Reputation: 3587
I am joining a large number of rdd's and I was wondering whether there is a generic way of removing the parenthesis that are being created on each join.
Here is a small sample:
val rdd1 = sc.parallelize(Array((1,2),(2,4),(3,6)))
val rdd2 = sc.parallelize(Array((1,7),(2,8),(3,6)))
val rdd3 = sc.parallelize(Array((1,2),(2,4),(3,6)))
val result = rdd1.join(rdd2).join(rdd3)
res: result: org.apache.spark.rdd.RDD[(Int, ((Int, Int), Int))] = Array((1,((2,7),2)), (3,((4,8),4)), (3,((4,8),6)), (3,((4,6),4)), (3,((4,6),6)))
I know I can use map
result.map((x) => (x._1,(x._2._1._1,x._2._1._2,x._2._2))).collect
Array[(Int, (Int, Int, Int))] = Array((1,(2,7,2)), (2,(4,8,4)), (3,(6,6,6)))

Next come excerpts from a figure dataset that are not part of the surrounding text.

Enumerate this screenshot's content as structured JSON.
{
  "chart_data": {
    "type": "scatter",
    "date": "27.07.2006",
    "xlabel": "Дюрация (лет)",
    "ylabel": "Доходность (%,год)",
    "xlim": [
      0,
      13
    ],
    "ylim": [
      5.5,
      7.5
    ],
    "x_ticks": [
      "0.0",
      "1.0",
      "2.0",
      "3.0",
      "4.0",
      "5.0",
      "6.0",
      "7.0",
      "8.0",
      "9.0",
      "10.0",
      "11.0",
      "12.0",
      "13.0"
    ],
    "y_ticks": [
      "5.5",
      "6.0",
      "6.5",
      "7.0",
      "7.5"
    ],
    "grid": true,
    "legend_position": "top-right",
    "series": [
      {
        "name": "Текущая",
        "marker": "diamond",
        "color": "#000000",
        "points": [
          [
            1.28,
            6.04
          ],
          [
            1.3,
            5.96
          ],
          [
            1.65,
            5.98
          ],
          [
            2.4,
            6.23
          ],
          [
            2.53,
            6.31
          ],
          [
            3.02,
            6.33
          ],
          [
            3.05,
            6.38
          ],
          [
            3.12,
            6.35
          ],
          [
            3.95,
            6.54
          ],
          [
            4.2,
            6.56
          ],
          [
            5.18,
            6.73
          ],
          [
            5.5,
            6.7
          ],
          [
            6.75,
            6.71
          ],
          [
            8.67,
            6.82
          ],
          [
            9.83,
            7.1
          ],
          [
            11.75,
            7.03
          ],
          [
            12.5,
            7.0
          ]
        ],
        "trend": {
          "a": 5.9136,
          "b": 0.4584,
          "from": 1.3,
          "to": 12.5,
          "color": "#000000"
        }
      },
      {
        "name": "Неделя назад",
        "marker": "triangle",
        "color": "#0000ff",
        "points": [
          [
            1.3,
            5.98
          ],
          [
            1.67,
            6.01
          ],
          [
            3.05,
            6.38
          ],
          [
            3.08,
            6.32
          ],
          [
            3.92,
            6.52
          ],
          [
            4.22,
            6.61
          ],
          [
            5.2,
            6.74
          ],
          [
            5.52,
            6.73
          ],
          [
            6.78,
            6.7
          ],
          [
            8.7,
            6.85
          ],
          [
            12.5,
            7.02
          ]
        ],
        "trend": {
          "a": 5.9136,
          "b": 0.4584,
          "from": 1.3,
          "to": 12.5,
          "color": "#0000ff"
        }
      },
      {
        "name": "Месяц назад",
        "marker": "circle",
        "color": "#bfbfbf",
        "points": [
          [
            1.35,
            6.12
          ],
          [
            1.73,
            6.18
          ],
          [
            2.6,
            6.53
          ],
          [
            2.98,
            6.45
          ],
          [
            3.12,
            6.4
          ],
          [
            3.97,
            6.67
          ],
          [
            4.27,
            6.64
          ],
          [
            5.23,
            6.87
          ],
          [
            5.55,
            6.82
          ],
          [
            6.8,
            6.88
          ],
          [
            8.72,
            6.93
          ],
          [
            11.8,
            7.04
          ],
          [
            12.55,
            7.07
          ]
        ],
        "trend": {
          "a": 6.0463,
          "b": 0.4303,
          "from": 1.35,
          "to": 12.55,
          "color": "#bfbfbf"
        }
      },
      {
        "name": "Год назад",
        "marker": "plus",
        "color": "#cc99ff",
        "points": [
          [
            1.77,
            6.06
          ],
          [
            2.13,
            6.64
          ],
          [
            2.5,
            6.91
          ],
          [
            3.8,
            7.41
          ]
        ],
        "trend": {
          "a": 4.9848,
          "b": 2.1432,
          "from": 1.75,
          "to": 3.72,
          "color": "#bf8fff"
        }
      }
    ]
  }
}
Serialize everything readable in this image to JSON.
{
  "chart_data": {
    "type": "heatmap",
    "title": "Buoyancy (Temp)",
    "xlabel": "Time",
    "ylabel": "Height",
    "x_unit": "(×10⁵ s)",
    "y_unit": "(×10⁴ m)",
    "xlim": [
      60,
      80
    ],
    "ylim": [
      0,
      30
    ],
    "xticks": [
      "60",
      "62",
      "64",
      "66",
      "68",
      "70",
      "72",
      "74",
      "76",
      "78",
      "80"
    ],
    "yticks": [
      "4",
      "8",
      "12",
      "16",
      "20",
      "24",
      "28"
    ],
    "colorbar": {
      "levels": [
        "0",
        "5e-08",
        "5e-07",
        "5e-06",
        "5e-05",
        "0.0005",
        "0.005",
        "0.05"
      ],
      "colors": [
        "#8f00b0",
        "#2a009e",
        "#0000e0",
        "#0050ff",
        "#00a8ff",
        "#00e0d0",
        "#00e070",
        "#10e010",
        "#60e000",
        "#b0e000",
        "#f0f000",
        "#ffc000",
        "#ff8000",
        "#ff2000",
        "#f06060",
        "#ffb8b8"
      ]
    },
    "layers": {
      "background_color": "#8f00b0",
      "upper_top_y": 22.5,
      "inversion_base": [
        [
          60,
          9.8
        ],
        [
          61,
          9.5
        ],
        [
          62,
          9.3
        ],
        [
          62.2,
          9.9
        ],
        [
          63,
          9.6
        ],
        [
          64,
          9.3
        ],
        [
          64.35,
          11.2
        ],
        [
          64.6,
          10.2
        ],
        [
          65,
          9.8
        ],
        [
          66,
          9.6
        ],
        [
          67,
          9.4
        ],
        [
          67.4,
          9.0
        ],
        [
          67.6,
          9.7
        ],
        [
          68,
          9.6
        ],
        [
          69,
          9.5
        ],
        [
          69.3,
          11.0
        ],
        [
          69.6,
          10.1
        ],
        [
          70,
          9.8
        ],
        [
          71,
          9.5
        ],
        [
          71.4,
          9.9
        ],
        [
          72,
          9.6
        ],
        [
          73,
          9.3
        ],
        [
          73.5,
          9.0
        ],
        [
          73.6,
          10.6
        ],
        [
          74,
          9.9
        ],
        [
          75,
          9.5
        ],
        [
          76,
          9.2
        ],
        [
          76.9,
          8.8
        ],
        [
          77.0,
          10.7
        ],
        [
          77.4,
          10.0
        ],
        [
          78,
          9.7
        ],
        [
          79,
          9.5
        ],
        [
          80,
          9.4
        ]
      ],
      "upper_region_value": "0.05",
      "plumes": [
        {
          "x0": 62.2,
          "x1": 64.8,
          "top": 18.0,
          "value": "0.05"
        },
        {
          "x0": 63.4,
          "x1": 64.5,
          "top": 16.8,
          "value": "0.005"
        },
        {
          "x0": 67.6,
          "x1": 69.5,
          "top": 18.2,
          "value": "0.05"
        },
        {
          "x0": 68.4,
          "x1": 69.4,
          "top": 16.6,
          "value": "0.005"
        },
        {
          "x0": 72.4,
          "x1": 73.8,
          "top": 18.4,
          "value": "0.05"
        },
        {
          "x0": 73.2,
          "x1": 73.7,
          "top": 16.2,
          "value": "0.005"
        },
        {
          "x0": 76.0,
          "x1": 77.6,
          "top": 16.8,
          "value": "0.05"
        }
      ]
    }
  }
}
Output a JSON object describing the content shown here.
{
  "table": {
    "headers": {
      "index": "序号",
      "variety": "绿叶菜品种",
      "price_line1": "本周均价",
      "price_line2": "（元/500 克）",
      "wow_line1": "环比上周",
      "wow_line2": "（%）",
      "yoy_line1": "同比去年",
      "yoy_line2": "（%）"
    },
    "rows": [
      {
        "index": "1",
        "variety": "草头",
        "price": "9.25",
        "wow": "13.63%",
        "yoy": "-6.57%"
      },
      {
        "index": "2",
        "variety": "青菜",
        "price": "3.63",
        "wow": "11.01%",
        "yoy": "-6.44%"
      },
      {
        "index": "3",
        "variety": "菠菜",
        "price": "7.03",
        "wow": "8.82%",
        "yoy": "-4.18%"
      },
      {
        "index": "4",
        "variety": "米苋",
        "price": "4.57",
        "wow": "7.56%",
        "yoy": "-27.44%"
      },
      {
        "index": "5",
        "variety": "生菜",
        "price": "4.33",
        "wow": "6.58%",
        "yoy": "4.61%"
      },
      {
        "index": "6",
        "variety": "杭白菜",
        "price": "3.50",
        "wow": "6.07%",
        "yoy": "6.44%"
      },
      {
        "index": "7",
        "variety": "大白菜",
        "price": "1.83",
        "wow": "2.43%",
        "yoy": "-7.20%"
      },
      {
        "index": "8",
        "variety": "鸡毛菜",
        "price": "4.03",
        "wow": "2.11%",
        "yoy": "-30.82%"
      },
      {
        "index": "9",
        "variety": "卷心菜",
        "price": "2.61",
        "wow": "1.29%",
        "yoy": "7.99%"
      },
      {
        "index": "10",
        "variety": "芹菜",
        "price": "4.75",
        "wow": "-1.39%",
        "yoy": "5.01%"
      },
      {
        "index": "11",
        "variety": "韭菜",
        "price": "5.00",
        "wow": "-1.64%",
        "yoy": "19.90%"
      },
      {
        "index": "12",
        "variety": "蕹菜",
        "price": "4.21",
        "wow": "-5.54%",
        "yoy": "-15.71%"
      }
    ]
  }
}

but with a large number of rdd's each containing many elements it quite quickly becomes difficult to use this method
Upvotes: 1
Views: 152
Reputation: 330413
With a large number of rdd's each containing many elements this approach simply won't work because the largest built-in tuple is still Tuple22
. If you join homogeneous RDD some type of sequence:
def joinAndMerge(rdd1: RDD[(Int, Seq[Int])], rdd2: RDD[(Int, Seq[Int])]) =
rdd1.join(rdd2).mapValues{ case (x, y) => x ++ y }
Seq(rdd1, rdd2, rdd3).map(_.mapValues(Seq(_))).reduce(joinAndMerge)
If you have only three RDDs it can be cleaner to use cogroup
:
rdd1.cogroup(rdd2, rdd3)
.flatMapValues { case (xs, ys, zs) => for {
x <- xs; y <- ys; z <- zs
} yield (x, y, z) }
If values are heterogenous it makes more sense to use DataFrames
:
def joinByKey(df1: DataFrame, df2: DataFrame) = df1.join(df2, Seq("k"))
Seq(rdd1, rdd2, rdd3).map(_.toDF("k", "v")).reduce(joinByKey)
Upvotes: 1